In many things, my center stays directly above my base. But in many other things, my training comes to mind, I’m forever getting ahead of myself. And despite my admonishments, despite my actively trying to avoid doing exactly this, I think I’ve gotten ahead of myself.
Things aren’t built high and strong through plan and will alone. Things are built high and strong by having a broad and dependable base. Things are built high and strong by building over a strong base. It’s both. A strong base is necessary to build anything that lasts, but to build high, there is an alignment, both in space and time. You build up and over the base, centered. Otherwise, if you’re lucky, you have the leaning Tower of Pisa. If you’re not lucky, you get something worse.
The base and the alignment to the base. The foundation and the center. The faster you find the base and the faster that you align yourself to the base, the higher you can go.
I leaned to far forward, getting ahead of myself, out of eagerness. And now, my groin hurts, my knee aches and I have to wonder whether I’m stronger or weaker than before. The white belt has to learn to recognize leaning and alignment before anything else. They have to know what leaning looks like and feels like so that they can find their center again. Finding your center is especially difficult when you don’t realize that your leaning.

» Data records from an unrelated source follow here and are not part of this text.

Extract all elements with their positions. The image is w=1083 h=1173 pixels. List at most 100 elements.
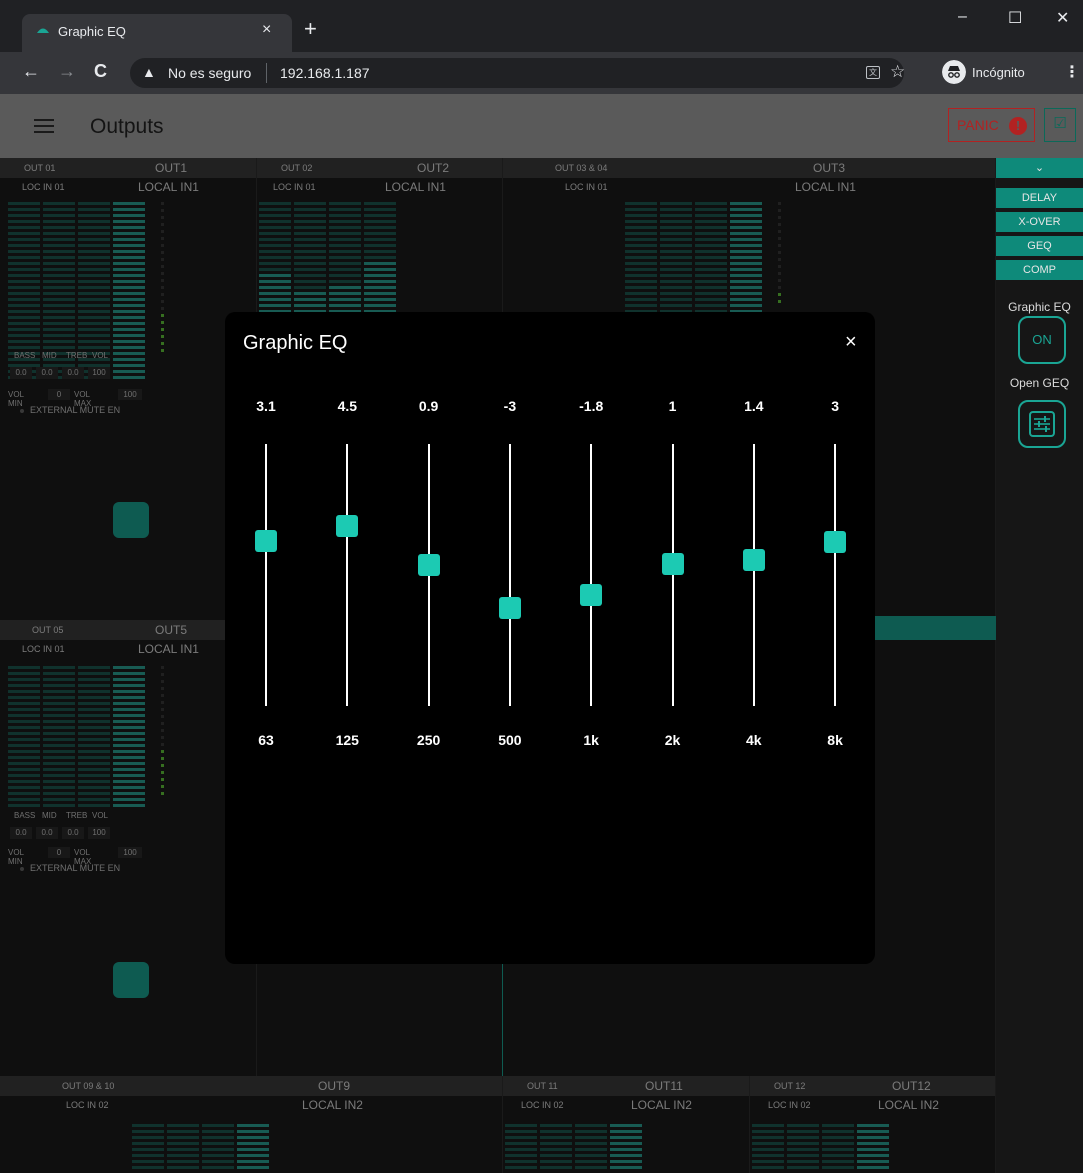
address-bar[interactable]: ▲ No es seguro 192.168.1.187 文 ☆ (130, 58, 905, 88)
band-slider-track[interactable] (752, 444, 755, 706)
minimize-icon[interactable]: – (958, 8, 967, 26)
strip-name: OUT2 (417, 161, 450, 175)
vol-label: VOL (92, 351, 109, 360)
band-slider-thumb[interactable] (661, 553, 684, 576)
band-slider-thumb[interactable] (824, 531, 847, 554)
strip-source[interactable]: LOC IN 02 LOCAL IN2 (503, 1096, 749, 1114)
bass-value[interactable]: 0.0 (10, 367, 32, 379)
band-gain-value: 4.5 (337, 398, 358, 414)
vol-min-value[interactable]: 0 (48, 389, 70, 400)
confirm-checkbox-icon[interactable]: ☑ (1044, 108, 1076, 142)
maximize-icon[interactable]: ☐ (1008, 8, 1022, 28)
band-slider-track[interactable] (346, 444, 349, 706)
band-slider-track[interactable] (508, 444, 511, 706)
collapse-chevron-icon[interactable]: ⌄ (996, 158, 1083, 178)
warning-icon[interactable]: ▲ (142, 64, 156, 80)
mute-button[interactable] (113, 502, 149, 538)
eq-band: 3 8k (805, 312, 865, 772)
bookmark-star-icon[interactable]: ☆ (890, 62, 905, 82)
strip-code: OUT 03 & 04 (555, 163, 608, 173)
strip-header[interactable]: OUT 09 & 10 OUT9 (0, 1076, 502, 1096)
geq-on-toggle[interactable]: ON (1018, 316, 1066, 364)
strip-header[interactable]: OUT 01 OUT1 (0, 158, 256, 178)
browser-tab[interactable]: Graphic EQ × (22, 14, 292, 52)
eq-band: 0.9 250 (399, 312, 459, 772)
bass-value[interactable]: 0.0 (10, 827, 32, 839)
band-slider-thumb[interactable] (336, 514, 359, 537)
strip-header[interactable]: OUT 05 OUT5 (0, 620, 256, 640)
source-name: LOCAL IN1 (138, 180, 199, 194)
strip-header[interactable]: OUT 02 OUT2 (257, 158, 502, 178)
forward-icon[interactable]: → (58, 61, 76, 82)
panic-button[interactable]: PANIC ! (948, 108, 1035, 142)
screen: Graphic EQ × + – ☐ ✕ ← → C ▲ No es segur… (0, 0, 1083, 1173)
vol-value[interactable]: 100 (88, 827, 110, 839)
meter-column (329, 202, 361, 322)
vol-min-value[interactable]: 0 (48, 847, 70, 858)
delay-button[interactable]: DELAY (996, 188, 1083, 208)
translate-icon[interactable]: 文 (866, 66, 880, 79)
sliders-icon (1029, 411, 1055, 437)
strip-source[interactable]: LOC IN 01 LOCAL IN1 (0, 178, 256, 196)
vol-max-value[interactable]: 100 (118, 847, 142, 858)
external-mute-toggle[interactable]: EXTERNAL MUTE EN (19, 863, 120, 873)
band-slider-thumb[interactable] (255, 530, 277, 553)
strip-source[interactable]: LOC IN 02 LOCAL IN2 (0, 1096, 502, 1114)
panic-label: PANIC (957, 117, 999, 133)
geq-button[interactable]: GEQ (996, 236, 1083, 256)
hamburger-menu-icon[interactable] (34, 119, 54, 134)
strip-source[interactable]: LOC IN 01 LOCAL IN1 (257, 178, 502, 196)
source-name: LOCAL IN2 (631, 1098, 692, 1112)
vol-max-value[interactable]: 100 (118, 389, 142, 400)
band-slider-track[interactable] (590, 444, 593, 706)
eq-band: -1.8 1k (561, 312, 621, 772)
window-close-icon[interactable]: ✕ (1056, 8, 1069, 28)
band-slider-thumb[interactable] (742, 548, 765, 571)
meter-column (787, 1124, 819, 1172)
reload-icon[interactable]: C (94, 61, 107, 82)
mid-value[interactable]: 0.0 (36, 367, 58, 379)
vol-value[interactable]: 100 (88, 367, 110, 379)
open-geq-button[interactable] (1018, 400, 1066, 448)
treb-value[interactable]: 0.0 (62, 827, 84, 839)
external-mute-toggle[interactable]: EXTERNAL MUTE EN (19, 405, 120, 415)
strip-name: OUT1 (155, 161, 188, 175)
meter-column (43, 666, 75, 810)
mid-value[interactable]: 0.0 (36, 827, 58, 839)
treb-value[interactable]: 0.0 (62, 367, 84, 379)
strip-code: OUT 09 & 10 (62, 1081, 115, 1091)
source-name: LOCAL IN2 (878, 1098, 939, 1112)
url-text[interactable]: 192.168.1.187 (280, 65, 370, 81)
strip-code: OUT 11 (527, 1081, 558, 1091)
strip-header[interactable]: OUT 03 & 04 OUT3 (503, 158, 995, 178)
band-gain-value: 0.9 (418, 398, 439, 414)
back-icon[interactable]: ← (22, 61, 40, 82)
band-slider-thumb[interactable] (498, 596, 521, 619)
meter-column (132, 1124, 164, 1172)
band-gain-value: 3.1 (256, 398, 276, 414)
band-slider-thumb[interactable] (580, 583, 603, 606)
band-slider-thumb[interactable] (417, 554, 440, 577)
source-code: LOC IN 01 (22, 644, 65, 654)
strip-header[interactable]: OUT 12 OUT12 (750, 1076, 995, 1096)
x-over-button[interactable]: X-OVER (996, 212, 1083, 232)
strip-header[interactable]: OUT 11 OUT11 (503, 1076, 749, 1096)
security-status[interactable]: No es seguro (168, 65, 251, 81)
strip-source[interactable]: LOC IN 02 LOCAL IN2 (750, 1096, 995, 1114)
strip-source[interactable]: LOC IN 01 LOCAL IN1 (0, 640, 256, 658)
browser-menu-icon[interactable]: ⋮ (1064, 62, 1080, 82)
comp-button[interactable]: COMP (996, 260, 1083, 280)
source-code: LOC IN 01 (565, 182, 608, 192)
output-strip: OUT 12 OUT12 LOC IN 02 LOCAL IN2 (750, 1076, 996, 1173)
tab-close-icon[interactable]: × (262, 21, 271, 39)
new-tab-icon[interactable]: + (304, 18, 317, 40)
band-slider-track[interactable] (265, 444, 267, 706)
band-slider-track[interactable] (834, 444, 837, 706)
strip-source[interactable]: LOC IN 01 LOCAL IN1 (503, 178, 995, 196)
mute-button[interactable] (113, 962, 149, 998)
selection-bar (874, 616, 996, 640)
meter-column (113, 202, 145, 382)
eq-band: -3 500 (480, 312, 540, 772)
side-panel: ⌄ DELAY X-OVER GEQ COMP Graphic EQ ON Op… (996, 158, 1083, 1173)
source-name: LOCAL IN1 (795, 180, 856, 194)
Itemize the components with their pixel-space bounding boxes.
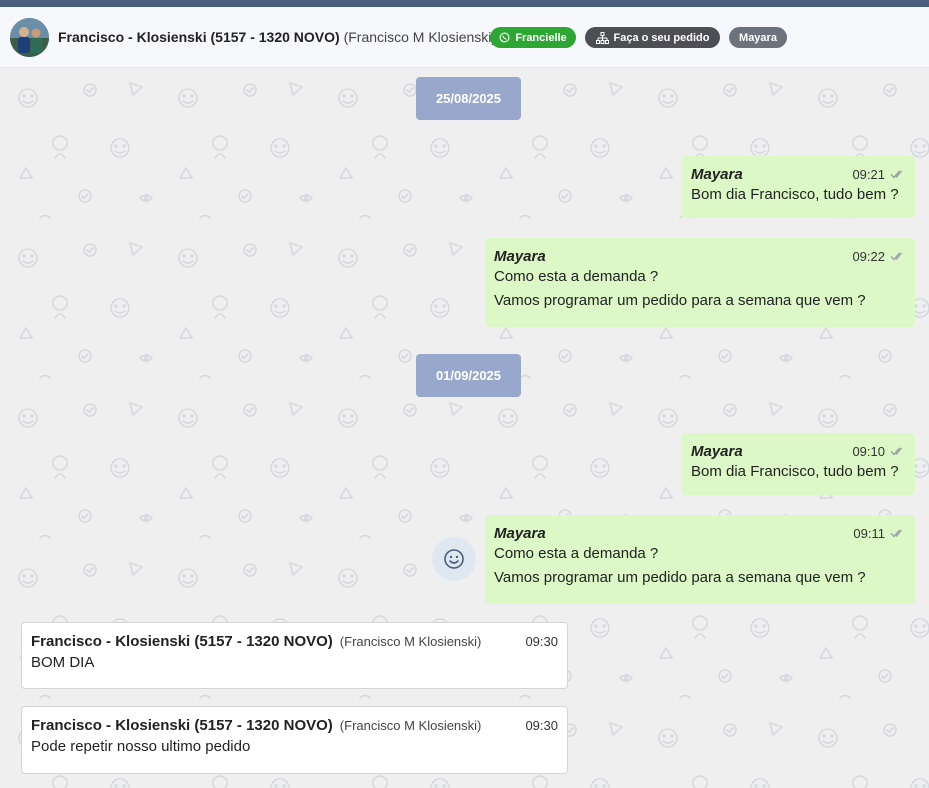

My center is simple. My weight, my groin, my knee, my feet, my rotator, my core and my heart. So long as these gaps – these suki – remain, any skill or strength I gain somewhere will simply weaken my foundation in one of these places. A day gone by where I don’t improve or strengthen one of these things is a wasted day – and even the smallest improvement is a massive victory, a return to my center. I thought that I could start being strong, then sturdy then powerful. But before I’m any of those things I have to be balanced enough to stop leaning, to fill the gaps in my foundation. I have to be able to stand up straight, above my base, completely centered. That’s the first task of any white belt.